John Isenbarger

No. 17
- Position: Wide receiver

Personal information
- Born: December 5, 1947 Muncie, Indiana, U.S.
- Died: March 2024 (aged 76)
- Listed height: 6 ft 3 in (1.91 m)
- Listed weight: 203 lb (92 kg)

Career information
- High school: Muncie Central
- College: Indiana
- NFL draft: 1970: 2nd round, 48th overall pick

Career history
- San Francisco 49ers (1970–1973);

Awards and highlights
- Second-team All-American (1969); First-team All-Big Ten (1969); Second-team All-Big Ten (1968);

Career NFL statistics
- Games played: 55
- Rushing attempts-yards: 27-80
- Receptions-yards: 21-291
- Touchdowns: 2
- Stats at Pro Football Reference

= John Isenbarger =

American football player (1947–2024)

John Phillips Isenbarger (December 5, 1947 – March 2024) was an American professional football player who was a wide receiver for the San Francisco 49ers of the National Football League (NFL). He played college football for the Indiana Hoosiers.

==Football career==
===College football===
Isenbarger played college football at Indiana University Bloomington.
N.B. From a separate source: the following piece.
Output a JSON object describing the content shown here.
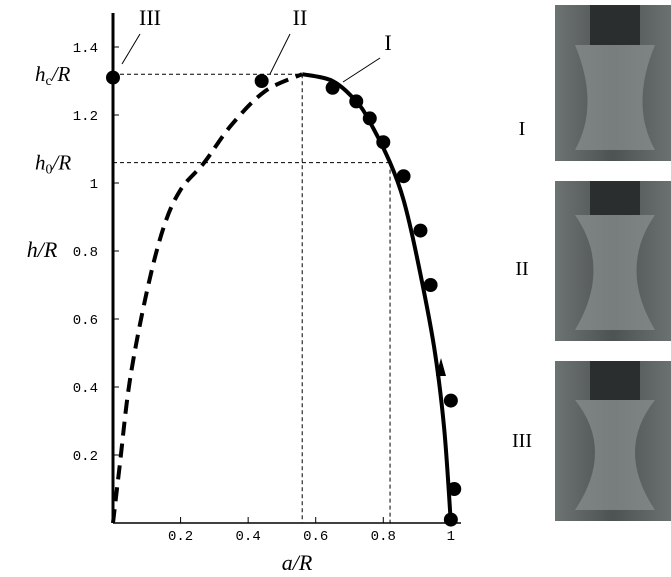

===Professional football===
Isenbarger played four seasons for the San Francisco 49ers between 1970 and 1973. In 1974, he signed with the Hawaiians of the upstart World Football League (WFL) where he had his best season as a pro catching 33 passes for 368 yards and 7 touchdowns. He retired from playing following the 1974 season.

==Death==
John Isenbarger's death was announced on March 7, 2024. He was 76.